Let $X$ be a reflexive Banach space. Then, consider a linear and compact operator $T \colon X \to X$.
Prove that if:
$\inf \left\{ \|Tx\| : x \in X\quad \text{s.t.}\quad \|x\| = 1 \right\} > 0$,
then $S = \{x \in X \colon \|x\| = 1 \}$ is compact.
My idea is to prove that $S$ is sequentially compact; since $X$ is reflexive, every sequence in $S$ admits a weakly convergent subsequence...
But, how can I switch to strong convergence??

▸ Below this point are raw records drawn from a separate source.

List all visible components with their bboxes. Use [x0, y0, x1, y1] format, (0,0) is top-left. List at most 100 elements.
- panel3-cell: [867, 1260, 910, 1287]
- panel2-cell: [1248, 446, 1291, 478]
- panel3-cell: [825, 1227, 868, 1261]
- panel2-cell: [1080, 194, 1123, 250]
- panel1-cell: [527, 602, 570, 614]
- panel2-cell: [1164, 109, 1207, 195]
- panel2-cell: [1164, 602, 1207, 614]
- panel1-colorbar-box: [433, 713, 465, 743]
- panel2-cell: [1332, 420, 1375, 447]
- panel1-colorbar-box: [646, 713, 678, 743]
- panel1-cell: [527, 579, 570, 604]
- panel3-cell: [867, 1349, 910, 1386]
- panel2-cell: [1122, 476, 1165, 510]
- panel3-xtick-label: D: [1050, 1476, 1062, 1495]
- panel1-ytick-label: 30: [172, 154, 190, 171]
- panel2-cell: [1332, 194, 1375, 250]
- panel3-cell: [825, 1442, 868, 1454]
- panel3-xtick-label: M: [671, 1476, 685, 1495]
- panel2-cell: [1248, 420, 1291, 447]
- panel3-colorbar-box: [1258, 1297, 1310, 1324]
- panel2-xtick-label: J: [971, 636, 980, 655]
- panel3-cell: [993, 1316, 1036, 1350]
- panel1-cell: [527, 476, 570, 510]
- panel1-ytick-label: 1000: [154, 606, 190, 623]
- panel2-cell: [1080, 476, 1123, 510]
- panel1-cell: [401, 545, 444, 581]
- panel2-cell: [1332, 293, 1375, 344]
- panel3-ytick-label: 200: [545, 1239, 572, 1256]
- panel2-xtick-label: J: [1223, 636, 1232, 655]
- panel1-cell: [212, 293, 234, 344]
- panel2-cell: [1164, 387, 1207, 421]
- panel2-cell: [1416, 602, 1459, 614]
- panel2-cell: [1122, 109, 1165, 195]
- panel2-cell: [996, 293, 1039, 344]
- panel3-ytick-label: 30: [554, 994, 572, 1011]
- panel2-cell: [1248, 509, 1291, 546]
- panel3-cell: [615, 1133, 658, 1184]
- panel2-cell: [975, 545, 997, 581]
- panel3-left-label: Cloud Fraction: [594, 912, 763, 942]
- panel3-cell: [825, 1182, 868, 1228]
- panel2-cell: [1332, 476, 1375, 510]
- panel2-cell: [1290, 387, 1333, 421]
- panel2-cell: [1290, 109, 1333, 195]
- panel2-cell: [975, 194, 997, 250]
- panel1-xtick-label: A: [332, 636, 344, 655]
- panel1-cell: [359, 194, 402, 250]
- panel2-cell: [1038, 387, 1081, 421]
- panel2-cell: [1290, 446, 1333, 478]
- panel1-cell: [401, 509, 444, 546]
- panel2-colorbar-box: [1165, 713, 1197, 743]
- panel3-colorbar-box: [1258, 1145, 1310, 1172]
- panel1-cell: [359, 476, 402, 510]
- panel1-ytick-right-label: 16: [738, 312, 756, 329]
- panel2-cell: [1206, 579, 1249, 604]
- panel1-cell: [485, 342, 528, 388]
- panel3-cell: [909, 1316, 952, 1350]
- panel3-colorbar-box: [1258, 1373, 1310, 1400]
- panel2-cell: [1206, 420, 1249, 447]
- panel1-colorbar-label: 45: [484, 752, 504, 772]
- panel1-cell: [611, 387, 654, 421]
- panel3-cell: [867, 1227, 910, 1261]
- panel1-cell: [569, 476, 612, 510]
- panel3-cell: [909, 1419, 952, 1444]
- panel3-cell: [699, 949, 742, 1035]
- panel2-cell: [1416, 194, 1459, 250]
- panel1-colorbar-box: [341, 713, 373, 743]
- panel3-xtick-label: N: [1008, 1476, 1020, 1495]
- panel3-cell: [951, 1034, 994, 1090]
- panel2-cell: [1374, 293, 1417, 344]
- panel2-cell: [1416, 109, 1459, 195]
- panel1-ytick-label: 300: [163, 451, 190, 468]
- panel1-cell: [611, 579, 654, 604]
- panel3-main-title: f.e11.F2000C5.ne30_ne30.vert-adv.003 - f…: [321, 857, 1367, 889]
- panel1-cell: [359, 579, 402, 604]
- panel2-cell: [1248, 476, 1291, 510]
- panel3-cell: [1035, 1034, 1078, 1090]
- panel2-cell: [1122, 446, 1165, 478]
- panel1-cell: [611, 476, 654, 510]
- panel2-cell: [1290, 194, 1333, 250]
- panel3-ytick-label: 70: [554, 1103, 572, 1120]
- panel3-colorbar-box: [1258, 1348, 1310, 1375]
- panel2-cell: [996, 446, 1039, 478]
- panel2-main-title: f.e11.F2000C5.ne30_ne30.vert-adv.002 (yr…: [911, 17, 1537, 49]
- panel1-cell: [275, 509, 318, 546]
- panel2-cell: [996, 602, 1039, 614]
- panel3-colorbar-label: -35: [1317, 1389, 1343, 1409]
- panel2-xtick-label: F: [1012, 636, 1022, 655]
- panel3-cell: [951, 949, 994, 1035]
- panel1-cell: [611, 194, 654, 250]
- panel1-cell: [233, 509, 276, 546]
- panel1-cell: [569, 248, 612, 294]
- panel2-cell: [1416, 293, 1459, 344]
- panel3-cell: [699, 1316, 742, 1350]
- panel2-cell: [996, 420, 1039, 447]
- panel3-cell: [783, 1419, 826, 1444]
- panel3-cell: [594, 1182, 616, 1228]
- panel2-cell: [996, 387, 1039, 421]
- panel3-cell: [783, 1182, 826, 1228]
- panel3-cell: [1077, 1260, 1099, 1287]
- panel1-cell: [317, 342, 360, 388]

Thanks, any hint is appreciated...
I don't see the point of reflexivity here, $inf\{\|T(x)\|, \|x\|=1\}>0$ implies that the spectrum of $T$ does not contain zero. Since $T$ is compact, $X$ must be finite dimensional so $S$ is compact.
Reflexivity is superfluous. You can use the simple fact that if $T:X\rightarrow X$ is a compact map on a Banach space $X$, with $\dim(X)=\infty$, then $0\in \sigma(T)$.
The assumption translates in the following way: there exists a positive constant $c$ such that for all $x\in X$, $$\tag{*} \left\lVert Tx\right\Vert\geqslant c\left\lVert x\right\Vert. $$ Let $\left(x_n\right)_{n\geqslant 1}$ be a sequence of elements of $S$. Since $S$ is bounded and $T$ is compact, we can extract a subsequence $\left(x_{n_k}\right)_{k\geqslant 1}=\left(x'_k\right)_{k\geqslant 1}$ such that the sequence $\left(Tx'_k\right)_{k\geqslant 1}$ converges in norm to some $y$. Apply (*) to $x=x'_m-x'_n$ to show that the sequence $\left(x'_n\right)_{n\geqslant 1}$ is Cauchy.